Due to its positioning in the Asia Pacific region, and particularly in the South China Sea, Taiwan has seen signs of aggression from all the sides. The US is even trying to entice Taiwan to work with it on trade, which could well be one of the reasons why China is taking a harder stance.

There are clear signs that China is looking to enhance the influence that it exerts in the region at present, but in the face of its strong words, Taiwan apparently has no plan of taking any threats lying down.

Taiwan is now looking to diminish its reliance on China. Xi Jinping asserted that he will not object to using military force to bring Taiwan back under China’s control. It would seem that Taiwan’s best assurance is to refuse to stay isolated on the matter and work on bilateral trade with other nations.

At present, 40% of Taiwan’s exports go to China, accounting for nearly 50% of Taiwan’s GDP. Taiwanese President Tsai Ing-wen introduced the New Southbound Policy, a document that sets out intentions to get new investment from other South Asian nations., especially India.

The Taiwan External Trade Development Council will be working to achieve this, and Chairperson James Huang has called India “the jewel in our external economic strategy.” India’s mass labour market, low wages and skill in electronics are well suited to the Taiwanese tech sector.

With India’s aim to grow its GDP by 8%-10% and its population set to overtake China’s, there could well be a developing battle between the two nations to establish themselves as dominant powers in the burgeoning tech market. China is beginning to feel the effects of a trade war between itself and the US.

Taiwan is likely to struggle with growth if it cannot establish bases in other countries due to its shortages in land and energy capacity. Forming agreements with nations such as India could, therefore, help Taiwan to flourish, reduce its reliance on China, and gain support from elsewhere.

Earlier Reports

Chinese Premier Xi Jinping has made it clear that China will not compromise Taiwan at any cost. In a speech, on Wednesday in Beijing, he said unification of Taiwan with the mainland is ‘inevitable’.

Xi stressed China’s tough stance that they will not hesitate to use force. “We do not promise to renounce the use of force and reserve the option to use all necessary measures.” The island province of Taiwan slipped away from the mainland in 1949 when the Communist Party seized China in a civil war. The Nationalist Kuomintang army fled to Taiwan.

Beijing reverberated ‘democratic consultations’ but with a threat that Taiwan has to reunify with mainland China. Xi reiterated the Communist Party’s call to end military confrontation across the Taiwan Strait and to reach transitional arrangements for the peaceful development of cross-strait ties.
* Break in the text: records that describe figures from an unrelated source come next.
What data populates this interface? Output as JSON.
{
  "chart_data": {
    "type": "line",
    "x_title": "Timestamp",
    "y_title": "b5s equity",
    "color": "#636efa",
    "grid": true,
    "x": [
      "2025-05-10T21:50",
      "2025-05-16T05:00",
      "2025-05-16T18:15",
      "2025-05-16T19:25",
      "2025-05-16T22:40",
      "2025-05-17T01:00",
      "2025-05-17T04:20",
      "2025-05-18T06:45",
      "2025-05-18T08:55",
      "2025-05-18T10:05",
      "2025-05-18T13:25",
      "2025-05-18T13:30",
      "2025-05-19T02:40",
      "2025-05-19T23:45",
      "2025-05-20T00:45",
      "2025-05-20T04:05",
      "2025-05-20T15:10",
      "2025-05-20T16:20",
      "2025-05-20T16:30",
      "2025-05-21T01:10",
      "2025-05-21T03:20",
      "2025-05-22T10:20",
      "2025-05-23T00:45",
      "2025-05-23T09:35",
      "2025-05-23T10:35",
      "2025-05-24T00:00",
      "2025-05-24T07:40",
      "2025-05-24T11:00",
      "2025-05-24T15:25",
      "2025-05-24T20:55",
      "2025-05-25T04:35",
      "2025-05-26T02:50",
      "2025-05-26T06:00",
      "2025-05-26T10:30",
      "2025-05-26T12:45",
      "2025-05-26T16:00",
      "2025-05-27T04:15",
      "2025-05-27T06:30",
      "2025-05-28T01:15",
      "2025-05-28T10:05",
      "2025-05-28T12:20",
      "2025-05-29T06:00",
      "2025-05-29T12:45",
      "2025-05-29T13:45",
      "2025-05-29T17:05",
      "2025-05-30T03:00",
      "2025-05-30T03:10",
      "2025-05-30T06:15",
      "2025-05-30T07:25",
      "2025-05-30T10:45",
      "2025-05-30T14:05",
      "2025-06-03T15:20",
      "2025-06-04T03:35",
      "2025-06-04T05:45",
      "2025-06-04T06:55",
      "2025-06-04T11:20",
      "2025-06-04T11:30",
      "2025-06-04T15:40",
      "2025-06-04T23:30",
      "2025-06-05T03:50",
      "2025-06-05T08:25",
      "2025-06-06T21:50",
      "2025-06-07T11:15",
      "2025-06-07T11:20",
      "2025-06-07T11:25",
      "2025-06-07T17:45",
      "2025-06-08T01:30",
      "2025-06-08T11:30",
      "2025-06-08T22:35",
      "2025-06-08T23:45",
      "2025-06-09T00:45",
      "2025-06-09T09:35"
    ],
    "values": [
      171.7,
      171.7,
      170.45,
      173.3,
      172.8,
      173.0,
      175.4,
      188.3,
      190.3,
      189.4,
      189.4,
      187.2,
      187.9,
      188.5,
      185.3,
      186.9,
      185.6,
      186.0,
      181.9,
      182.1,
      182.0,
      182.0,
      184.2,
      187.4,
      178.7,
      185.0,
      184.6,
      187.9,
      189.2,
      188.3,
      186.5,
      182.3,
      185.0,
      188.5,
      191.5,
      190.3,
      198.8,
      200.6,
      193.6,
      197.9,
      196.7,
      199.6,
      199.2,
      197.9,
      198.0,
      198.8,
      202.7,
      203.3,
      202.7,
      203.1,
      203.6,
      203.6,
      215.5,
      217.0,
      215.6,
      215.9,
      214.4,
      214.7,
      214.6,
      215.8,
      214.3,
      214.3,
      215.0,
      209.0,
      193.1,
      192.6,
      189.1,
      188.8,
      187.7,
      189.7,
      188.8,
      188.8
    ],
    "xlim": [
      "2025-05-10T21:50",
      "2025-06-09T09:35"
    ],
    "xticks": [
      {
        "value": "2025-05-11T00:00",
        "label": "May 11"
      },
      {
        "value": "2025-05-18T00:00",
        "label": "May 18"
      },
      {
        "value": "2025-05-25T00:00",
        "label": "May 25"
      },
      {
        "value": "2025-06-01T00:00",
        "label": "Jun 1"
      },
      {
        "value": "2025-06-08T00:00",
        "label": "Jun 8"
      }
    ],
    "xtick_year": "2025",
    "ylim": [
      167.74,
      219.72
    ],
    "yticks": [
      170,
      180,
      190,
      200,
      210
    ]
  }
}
According to RFi, China, on January 1 of 1979, asked the Taiwanese compatriots to put an end to hostilities, pleading for reunification, but the United States adopted the ‘Taiwan Relations Act’ on the same day.

“The Act stated that any effort to determine the future of Taiwan by other than peaceful means is of grave concern to the US.” Experts say that Beijing’s tough stance is, in fact, to do with foreign forces who seek to interfere in its relations with the island province. In March 2018, the Chinese Embassy in Washington in a strongly worded statement protested US’s ‘Taiwan Travel Act’. The statement said the Act had severely violated the one-China principle. It further stated that the US should stop pursuing any official ties with Taiwan or improving its current relations with Taiwan in any substantive way.

Military analyst Ni Lexiong says China has been using both hard and soft approaches with Taiwan. “Military deterrence towards the separatists and the Americans, and incentives trying to appeal to the general Taiwanese people.